I wonder if God was melancholy on that first Sunday evening. I wonder if he looked out to the horizon of time, knowing what would come, what we would do to each other, what we would do to ourselves. Perhaps he sighed. It would have been a deep and world-weary sigh, spreading out over the new world like the first sharp breeze of fall. Perhaps it penetrated the very soil and water, and later worked its way into those of us who feel sadness spill over our shoulders like shadows on trees in fading sunlight. On the other hand, I might be projecting. On a grand scale, no less.

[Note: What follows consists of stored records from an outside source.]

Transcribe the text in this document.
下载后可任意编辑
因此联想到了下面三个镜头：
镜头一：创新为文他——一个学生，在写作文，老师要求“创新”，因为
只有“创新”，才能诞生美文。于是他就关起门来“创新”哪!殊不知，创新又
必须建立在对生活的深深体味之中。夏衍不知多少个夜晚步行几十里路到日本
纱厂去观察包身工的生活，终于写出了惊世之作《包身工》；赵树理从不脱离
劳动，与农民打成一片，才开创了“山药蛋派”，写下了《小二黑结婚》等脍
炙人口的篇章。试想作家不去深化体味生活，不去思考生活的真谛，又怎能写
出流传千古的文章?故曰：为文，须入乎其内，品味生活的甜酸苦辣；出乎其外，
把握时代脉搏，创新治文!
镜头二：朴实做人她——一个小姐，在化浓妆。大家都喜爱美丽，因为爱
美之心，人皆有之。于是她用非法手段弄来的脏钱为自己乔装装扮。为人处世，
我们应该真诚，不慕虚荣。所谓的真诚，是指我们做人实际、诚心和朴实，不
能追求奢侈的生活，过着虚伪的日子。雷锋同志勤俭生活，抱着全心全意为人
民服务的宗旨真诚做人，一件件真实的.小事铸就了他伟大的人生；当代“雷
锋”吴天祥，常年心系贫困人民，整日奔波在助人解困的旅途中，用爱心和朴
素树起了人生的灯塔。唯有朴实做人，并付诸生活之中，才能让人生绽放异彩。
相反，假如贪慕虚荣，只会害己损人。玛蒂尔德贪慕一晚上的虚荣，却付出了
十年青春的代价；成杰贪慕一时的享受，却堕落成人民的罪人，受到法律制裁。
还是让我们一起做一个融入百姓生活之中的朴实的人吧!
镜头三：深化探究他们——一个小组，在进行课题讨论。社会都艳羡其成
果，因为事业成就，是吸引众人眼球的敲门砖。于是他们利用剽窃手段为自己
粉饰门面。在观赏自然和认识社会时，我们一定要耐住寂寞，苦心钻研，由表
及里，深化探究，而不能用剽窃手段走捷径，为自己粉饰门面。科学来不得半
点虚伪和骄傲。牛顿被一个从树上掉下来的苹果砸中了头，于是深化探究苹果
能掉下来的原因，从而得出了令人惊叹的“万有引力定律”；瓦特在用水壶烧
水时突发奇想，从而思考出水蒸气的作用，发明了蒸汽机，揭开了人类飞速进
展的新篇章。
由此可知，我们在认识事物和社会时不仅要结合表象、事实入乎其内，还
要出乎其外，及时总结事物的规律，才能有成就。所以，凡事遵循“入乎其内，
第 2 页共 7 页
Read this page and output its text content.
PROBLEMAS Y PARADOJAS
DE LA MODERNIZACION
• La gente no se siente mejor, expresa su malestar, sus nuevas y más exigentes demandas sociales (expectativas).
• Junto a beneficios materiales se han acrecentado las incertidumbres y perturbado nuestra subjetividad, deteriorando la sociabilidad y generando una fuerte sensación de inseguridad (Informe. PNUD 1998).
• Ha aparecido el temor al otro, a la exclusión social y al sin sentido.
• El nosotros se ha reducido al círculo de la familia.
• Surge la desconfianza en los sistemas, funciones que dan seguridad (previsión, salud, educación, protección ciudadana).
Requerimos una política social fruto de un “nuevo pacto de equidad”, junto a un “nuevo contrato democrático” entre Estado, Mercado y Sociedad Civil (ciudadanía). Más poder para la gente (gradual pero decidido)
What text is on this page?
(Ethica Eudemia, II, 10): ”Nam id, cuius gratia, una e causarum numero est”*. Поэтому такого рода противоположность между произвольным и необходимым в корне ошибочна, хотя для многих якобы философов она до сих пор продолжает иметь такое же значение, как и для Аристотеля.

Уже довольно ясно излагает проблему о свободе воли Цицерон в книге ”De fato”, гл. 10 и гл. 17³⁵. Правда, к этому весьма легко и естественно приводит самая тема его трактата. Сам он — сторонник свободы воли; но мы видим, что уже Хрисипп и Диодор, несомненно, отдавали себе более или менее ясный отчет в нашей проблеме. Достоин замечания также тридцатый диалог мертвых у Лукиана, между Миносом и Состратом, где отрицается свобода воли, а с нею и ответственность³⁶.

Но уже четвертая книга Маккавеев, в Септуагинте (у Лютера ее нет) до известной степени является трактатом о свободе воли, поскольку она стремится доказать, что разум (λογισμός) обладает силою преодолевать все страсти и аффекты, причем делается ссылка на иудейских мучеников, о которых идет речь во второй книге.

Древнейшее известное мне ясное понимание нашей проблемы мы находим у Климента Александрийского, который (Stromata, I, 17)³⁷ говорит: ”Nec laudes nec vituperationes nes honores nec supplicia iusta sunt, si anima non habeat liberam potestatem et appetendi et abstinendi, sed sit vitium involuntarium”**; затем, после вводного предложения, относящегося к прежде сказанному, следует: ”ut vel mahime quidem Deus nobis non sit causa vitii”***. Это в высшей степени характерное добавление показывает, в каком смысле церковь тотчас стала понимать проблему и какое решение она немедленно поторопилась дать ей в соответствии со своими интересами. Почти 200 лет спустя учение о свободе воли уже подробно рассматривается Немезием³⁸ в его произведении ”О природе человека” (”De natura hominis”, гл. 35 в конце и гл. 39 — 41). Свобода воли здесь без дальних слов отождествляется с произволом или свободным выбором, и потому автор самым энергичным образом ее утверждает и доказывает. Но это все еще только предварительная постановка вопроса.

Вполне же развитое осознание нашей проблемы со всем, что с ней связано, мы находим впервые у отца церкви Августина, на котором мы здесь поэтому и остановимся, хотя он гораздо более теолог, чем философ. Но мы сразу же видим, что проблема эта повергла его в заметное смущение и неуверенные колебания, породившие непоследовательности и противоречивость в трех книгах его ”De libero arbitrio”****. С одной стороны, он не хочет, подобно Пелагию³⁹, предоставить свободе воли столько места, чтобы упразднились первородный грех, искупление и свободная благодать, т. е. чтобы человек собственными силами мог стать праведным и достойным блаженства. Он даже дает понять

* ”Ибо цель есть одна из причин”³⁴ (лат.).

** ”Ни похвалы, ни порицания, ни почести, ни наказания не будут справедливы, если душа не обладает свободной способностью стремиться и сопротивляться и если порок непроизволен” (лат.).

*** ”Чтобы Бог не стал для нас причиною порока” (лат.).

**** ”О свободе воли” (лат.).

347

The point of all this, I suppose, is to share my discovery with those of you who might need it, namely, that you are not the only one, either. This is, I think, a neglected part of the Gospel's message. You are not alone in your dark night of the soul, my daughter, my son, because when you have bled, I have bled, and when you have wept, I have wept. Where you live in fear of death, I died, that you need fear the valley of the shadow of death no longer.
And so he leads us through it, if we will only put one foot in front of the other. If we are not fearless, then at least we can be assured that the path has been walked before, and is being walked even now, each of us in his own struggle. Somehow, knowing that you are not the only one makes your path a little brighter. And if not brighter, perhaps there's some comfort in knowing, as you stumble and cry out in the darkness, that the rest of us are finding our way as well.
In telling you that you are not alone, I am, of course, really telling myself. But thanks for listening.